The Occupy movement has spread nearly all across the country. Our young and idealistic see that something drastic has to change if we want American society, as we have been taught to cherish it, to survive another generation. They gathered together and camped out in the government and banking centers in most of the major cities across the country. In many cities, they are still there, even after strong-arm tactics from our police. People are joining them as they see that this is the way, if there is to be a battle between the common man and the major corporations, that such a battle will begin.
These kids may or may not be as sophisticated as the generation from the 1960s, my generation. We espoused the message, among many others, Turn on, tune in, drop out, as our way to fight the onslaught of the major corporation. Sure,. Psychedelics were part of that message, but turn on also meant; open your mind and spirit to the things that really matter.
Many people would say that these kids now, with their minor civil disobedience are far more innocent than we were then. We at least had the savvy to realize that there is no such thing as dialogue with a major corporation. Yet, that is precisely what this generation is asking for. They toss ideas for more laws and amendments to the constitution back and forth across the internet and in response, the upper so-called one percent laughs at them. You see, we have excellent laws, intended to reign in corporate greed, already on the books, but they are unenforceable. Our Constitution is a marvelous document. Some of the most discerning intellects of the 1780s hashed through all they understood of government, to create a plan that, if implemented, would be fair to most of the people living in the colonies, and would keep corporations out of the government. The document was not perfect. It ignored the status of the indigenous people who had been living on this continent for countless generations, and it kept another race of people in perpetual bondage. The one thing that document was truly intended to accomplish — and I reiterate — was to keep corporations out of the government. For a few years, the founders of this country succeeded at keeping their government free of corporate control.
Since then, our constitution has been trampled and twisted so many times by our governing officials that it is meaningless. That revered document now represents corporations and only corporations — ever since they were granted the status of person-hood and their money was granted the status of free speech. Our supposed elected officials have been bought several times over by the Israeli lobby. But first of all, they are key executives of the major corporations and they have plans in place to initiate a police state in this country.
I have been watching the news of the Occupy Movement, alternately cheering and weeping. Those kids have no idea of the fight that lies ahead, and when they claim that dialogue is what they are after, dialogue with the money junkies who really do not care who lives or dies, and would like to see large portions of the world’s population be systematically killed off — their innocence may be their death if they truly believe that dialogue will get anywhere. Though I suppose that is the way we must begin.

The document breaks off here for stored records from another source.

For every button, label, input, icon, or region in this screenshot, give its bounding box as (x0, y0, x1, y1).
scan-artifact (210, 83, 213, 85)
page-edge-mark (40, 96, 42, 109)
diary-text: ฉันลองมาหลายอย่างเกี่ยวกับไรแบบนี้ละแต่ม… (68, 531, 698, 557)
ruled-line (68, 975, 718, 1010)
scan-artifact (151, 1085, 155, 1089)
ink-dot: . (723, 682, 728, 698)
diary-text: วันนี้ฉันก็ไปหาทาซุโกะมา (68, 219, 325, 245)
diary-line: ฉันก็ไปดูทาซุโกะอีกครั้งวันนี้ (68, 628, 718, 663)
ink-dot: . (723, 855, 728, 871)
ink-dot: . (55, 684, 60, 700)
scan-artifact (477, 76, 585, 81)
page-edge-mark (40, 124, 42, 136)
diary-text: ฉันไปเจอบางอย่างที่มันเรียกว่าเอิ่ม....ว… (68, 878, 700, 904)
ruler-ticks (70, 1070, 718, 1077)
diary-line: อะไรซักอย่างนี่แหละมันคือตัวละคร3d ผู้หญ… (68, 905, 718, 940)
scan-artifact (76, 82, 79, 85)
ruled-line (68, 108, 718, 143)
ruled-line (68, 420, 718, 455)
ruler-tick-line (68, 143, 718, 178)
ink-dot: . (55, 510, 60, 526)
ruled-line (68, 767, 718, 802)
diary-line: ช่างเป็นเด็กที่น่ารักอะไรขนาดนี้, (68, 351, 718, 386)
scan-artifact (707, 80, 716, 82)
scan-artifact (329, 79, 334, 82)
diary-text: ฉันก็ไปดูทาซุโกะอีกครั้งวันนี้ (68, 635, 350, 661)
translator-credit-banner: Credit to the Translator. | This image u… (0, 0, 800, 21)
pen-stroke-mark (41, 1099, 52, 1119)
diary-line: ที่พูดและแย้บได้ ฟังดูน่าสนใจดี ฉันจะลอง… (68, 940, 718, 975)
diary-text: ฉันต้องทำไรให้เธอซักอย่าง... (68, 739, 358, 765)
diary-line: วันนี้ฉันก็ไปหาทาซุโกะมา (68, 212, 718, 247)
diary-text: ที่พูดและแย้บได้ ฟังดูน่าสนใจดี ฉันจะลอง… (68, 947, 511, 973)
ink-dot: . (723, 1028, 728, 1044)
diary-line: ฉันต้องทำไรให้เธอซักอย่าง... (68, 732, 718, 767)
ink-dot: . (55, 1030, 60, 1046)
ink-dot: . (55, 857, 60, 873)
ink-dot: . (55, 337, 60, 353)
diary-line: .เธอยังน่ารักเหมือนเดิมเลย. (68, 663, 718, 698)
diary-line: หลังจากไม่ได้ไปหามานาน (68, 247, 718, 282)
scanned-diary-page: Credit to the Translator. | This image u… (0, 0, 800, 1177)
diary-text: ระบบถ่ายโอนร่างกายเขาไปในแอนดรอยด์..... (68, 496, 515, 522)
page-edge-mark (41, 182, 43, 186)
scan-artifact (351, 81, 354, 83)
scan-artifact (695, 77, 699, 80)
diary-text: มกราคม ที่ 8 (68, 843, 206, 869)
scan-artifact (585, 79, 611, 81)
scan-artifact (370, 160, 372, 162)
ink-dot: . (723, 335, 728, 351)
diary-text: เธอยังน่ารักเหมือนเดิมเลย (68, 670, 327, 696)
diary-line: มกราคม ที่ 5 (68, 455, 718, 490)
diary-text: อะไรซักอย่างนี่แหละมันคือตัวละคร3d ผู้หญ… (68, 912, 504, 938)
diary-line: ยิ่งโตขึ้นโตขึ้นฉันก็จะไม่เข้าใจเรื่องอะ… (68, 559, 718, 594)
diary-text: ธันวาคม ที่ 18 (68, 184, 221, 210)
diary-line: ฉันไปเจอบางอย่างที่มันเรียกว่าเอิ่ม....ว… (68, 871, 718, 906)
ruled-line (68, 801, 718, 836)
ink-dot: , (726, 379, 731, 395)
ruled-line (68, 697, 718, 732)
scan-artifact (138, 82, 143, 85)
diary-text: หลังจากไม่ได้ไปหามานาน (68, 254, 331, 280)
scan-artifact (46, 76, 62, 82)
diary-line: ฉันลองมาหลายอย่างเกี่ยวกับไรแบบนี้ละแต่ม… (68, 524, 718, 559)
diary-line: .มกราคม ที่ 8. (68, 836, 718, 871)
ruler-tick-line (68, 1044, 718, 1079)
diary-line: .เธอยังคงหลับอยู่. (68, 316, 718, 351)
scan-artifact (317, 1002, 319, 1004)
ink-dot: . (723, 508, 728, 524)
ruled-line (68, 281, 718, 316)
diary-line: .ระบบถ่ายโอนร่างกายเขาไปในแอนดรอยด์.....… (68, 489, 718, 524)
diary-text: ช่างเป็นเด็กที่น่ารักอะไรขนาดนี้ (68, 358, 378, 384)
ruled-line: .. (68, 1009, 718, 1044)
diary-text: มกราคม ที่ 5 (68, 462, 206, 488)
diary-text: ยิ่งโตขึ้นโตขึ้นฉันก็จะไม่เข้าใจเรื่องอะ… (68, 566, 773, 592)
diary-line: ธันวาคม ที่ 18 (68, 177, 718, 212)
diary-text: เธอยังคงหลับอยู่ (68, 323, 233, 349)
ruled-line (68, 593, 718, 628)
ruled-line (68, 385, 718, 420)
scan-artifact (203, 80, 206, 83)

People accuse these youngsters of being anarchists. We forget that it was thanks to the likes of Emma Goldman, who was among Anarchy’s stoutest defenders, we did have a strong middle class for a few decades. Now, our middle class is dying. Our middle class is purposely being destroyed by those who have been dubbed Money Junkies It is not the fault of the workers who are struggling to earn a livelihood, that their jobs are being sent overseas by the thousands every month. Our corporate heads no longer want jobs that pay a living wage to exist in this country, as such jobs would promote a strong middle class, and a strong middle class would be able to fight back.
People toss around labels like Socialist, Communist, Anarchist, Fascist, Democracy, and others; forgetting that any form of government may be a good one, as long as its leaders are ruled by a social conscience. Once its leaders lose that sense of duty to the populations they serve, the government slides into being totalitarian, no matter how high its ideals were when it began, or which system its officials claim to follow.
We live with a government that cannot be fixed, certainly not with a little bit of dialogue. With dialogue, we wind up talking solely to each other — singing to the choir, so to speak. The ballot box won’t help either, as that was corrupted a long time ago. Dead people in this country have been marched from out of the cemeteries so they could vote, every year since the late 1800s. Now they are being brought out in force. No one expects them to prove that they are alive when they arrive at the polls. And everyone knows the problems we have had with electronic voting machines across the country. These machines are programmed to yield the vote that the corporations that had them manufactured want; not the vote the people thought they were punching into them. Our votes are being accidentally, or purposely lost, depending on who you believe. Votes are being counted in secret locations, and people are routinely denied the right to run for office, because the corporate world does not like them. Voting has become merely a sop — something to appease the masses, to make them believe their voices really do count. As Emma Goldman put it so succinctly back in the early years of the Twentieth Century, “If voting really changed anything, they would make it illegal.” Today that is even more true than it was when she first said it. We cannot fix it with attempts to confront our congressmen with our letters and petitions, as our congressmen are paid well by the corporations they work for, as CEOs and CFOs and lawyers so that they will ignore those things.
No, the only way to fix what we have is to begin again with something fresh. And that will mean a tremendous world-wide struggle that will unfortunately have to go far beyond the bounds of mere civil disobedience. Though what is happening now may be the best way to get people involved and thinking.